The trouble is, people often don’t tell me one way or the other, and therein lies the problem. I can’t help it if people don’t tell the truth about their own reactions, and I can’t be expected to just know. It’s been pretty well established that people with vastly different ways of thinking and experiencing the world have trouble seeing each others’ perspective—we think differently, so…we think differently. Damian Milton calls it the “double empathy problem,” and points out that it’s not a one-sided autistic “deficit,” but rather a mutual disconnect in our understanding of each other.
And I definitely know that my reactions to things have been misunderstood with great frequency throughout my life. I’ve been called selfish while I was actually bending over backward to make someone else more comfortable, and I’ve been called thoughtless when I was actually consumed with concern for someone else. That’s one of the reasons I worry so much about people’s reactions when I say something that might make them uncomfortable, or need to ask for something to change. I have no idea if they’re understanding me, or if they’re reading something into my words that isn’t there.
One problem is that I can’t really trust how I read people, so before I say something that might potentially be taken negatively, I have to prepare for all sorts of reactions. I kind of have to assume the worst, to be honest, just so I don’t get blindsided if and when they jump down my throat. (In my defense, I have also correctly predicted reactions that were all out of proportion to the situation, even when others told me that I was worrying too much, and of course that person won’t react that way. But those were situations where the person in question had previously overreacted and taken things personally, so I had already seen that pattern play out. It’s interaction with less-familiar people that sends me into a tailspin of self-doubt.)

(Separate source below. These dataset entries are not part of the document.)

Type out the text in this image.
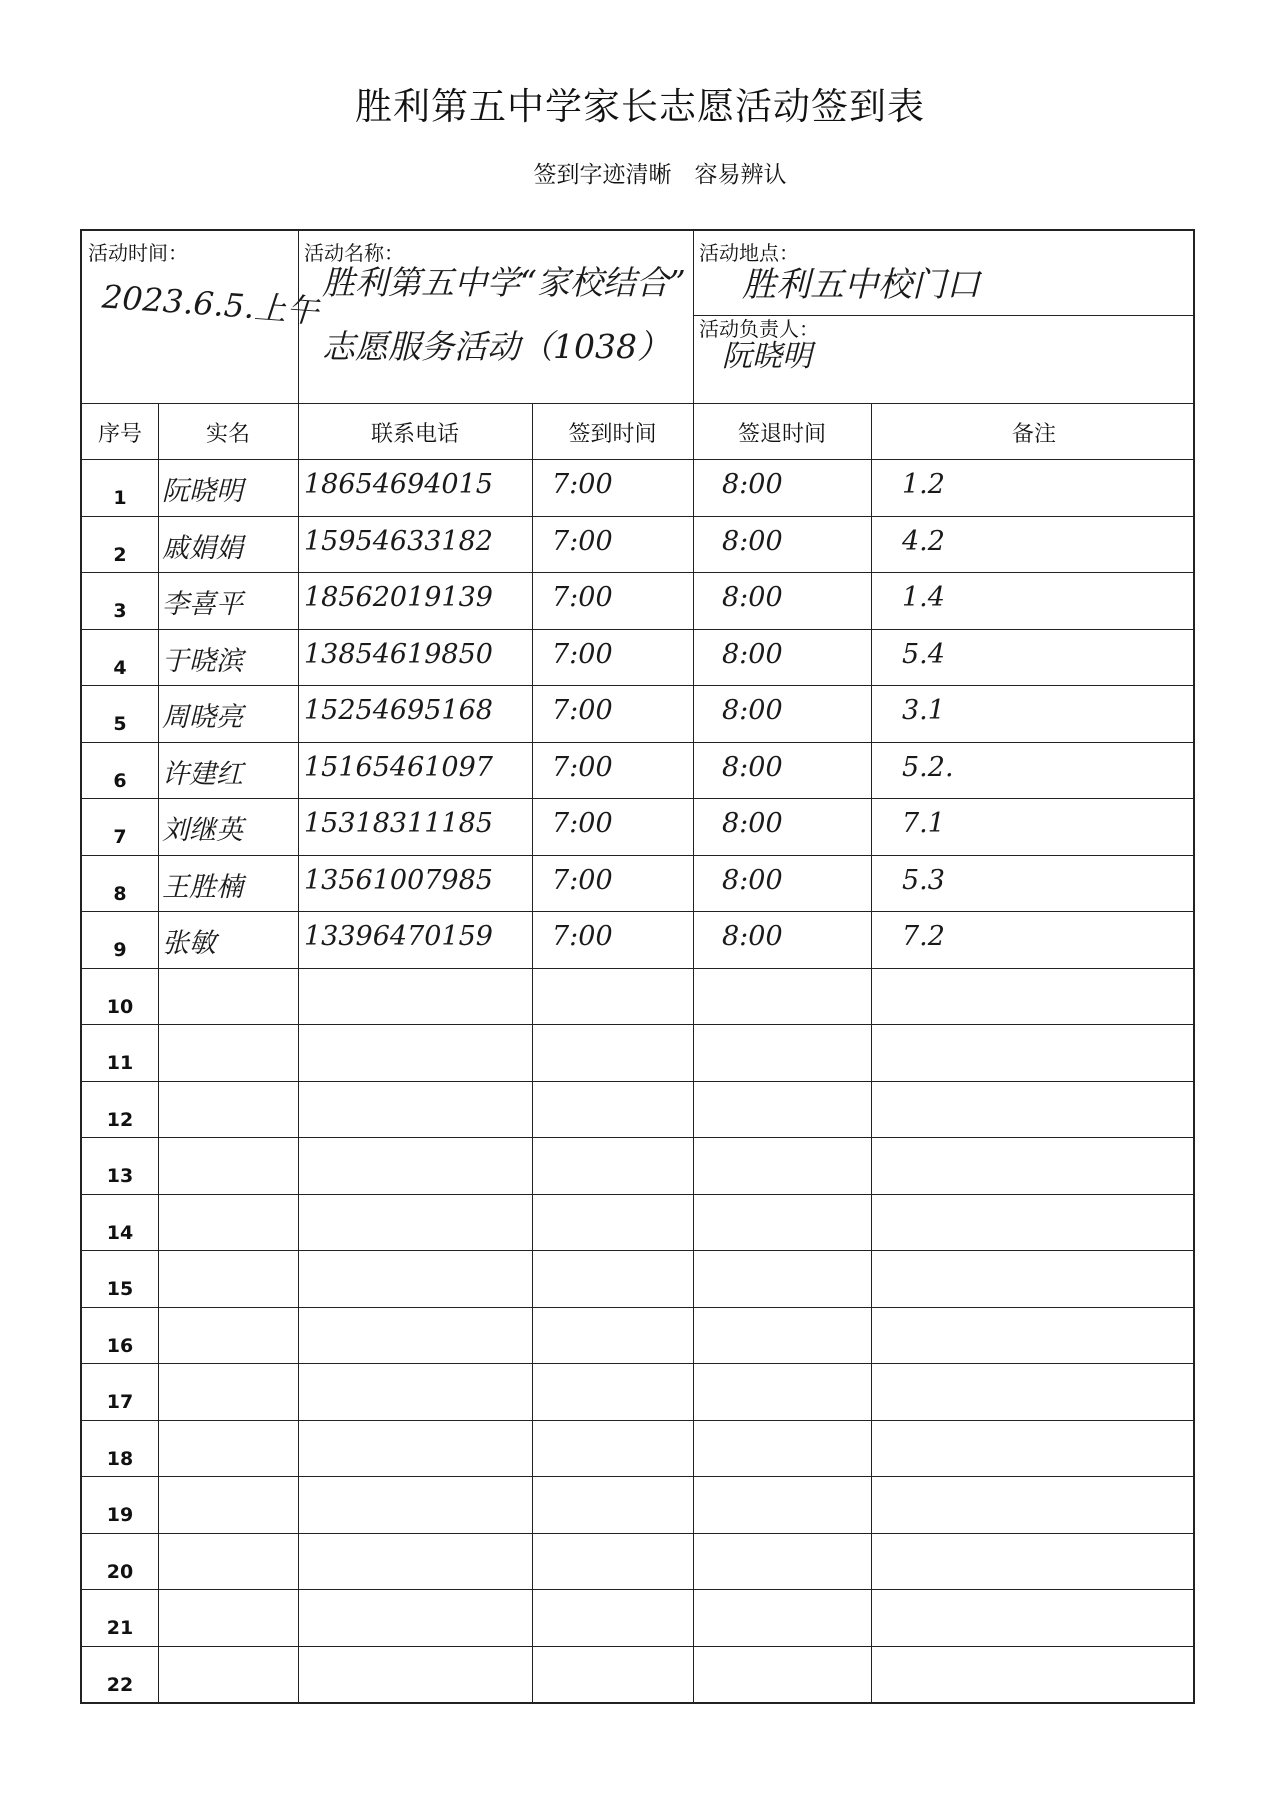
胜利第五中学家长志愿活动签到表
签到字迹清晰　容易辨认
活动时间：
2023.6.5.上午
活动名称：
胜利第五中学“家校结合”
志愿服务活动（1038）
活动地点：
胜利五中校门口
活动负责人：
阮晓明
序号	实名	联系电话	签到时间	签退时间	备注
1	阮晓明	18654694015	7:00	8:00	1.2
2	戚娟娟	15954633182	7:00	8:00	4.2
3	李喜平	18562019139	7:00	8:00	1.4
4	于晓滨	13854619850	7:00	8:00	5.4
5	周晓亮	15254695168	7:00	8:00	3.1
6	许建红	15165461097	7:00	8:00	5.2.
7	刘继英	15318311185	7:00	8:00	7.1
8	王胜楠	13561007985	7:00	8:00	5.3
9	张敏	13396470159	7:00	8:00	7.2
10
11
12
13
14
15
16
17
18
19
20
21
22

My therapist noted this week that I seem to have problems “owning” my negative reactions to things, and she’s right. It came up toward the end of our session, so we haven’t had a lot of time yet to pick that apart, but a great deal of it is due to all of the above: expressing a negative reaction to things, even a mild one, has so often been punished that I do so only warily. Either it’s misinterpreted as a personal attack, or taken as me asking for special treatment instead of “sucking it up” and getting on with things. And so I’ve learned to be extremely diplomatic in my approach…but I still end up with no idea what the response will be, even when I think I’m being completely reasonable.
At least I can usually recognize what is reasonable and what isn’t, both in terms of my request or statement and in terms of the other person’s reaction. And I get righteously indignant when people react unreasonably. But that still leaves me feeling bruised and vulnerable, and wanting to crawl back into my shell and not engage in situations where I might need to speak up. Because that’s the tension I feel all the time: I can’t not speak up when something is unreasonably uncomfortable or unfair, but I hate speaking up to point those things out.
But you know? The times that I have spoken up, usually about things that other people were silently putting up with, I have always had at least one other person—and usually more—tell me that they appreciated that I said something, because it bothered them, too. I just wish they would take the initiative once in a while, because it sucks always being the one to reach a breaking point first. But I suppose our social and sensory sensitivities make that almost inevitable, like being the canary in the coal mine. The situation is toxic for everyone, but autistic folks are going to feel it first.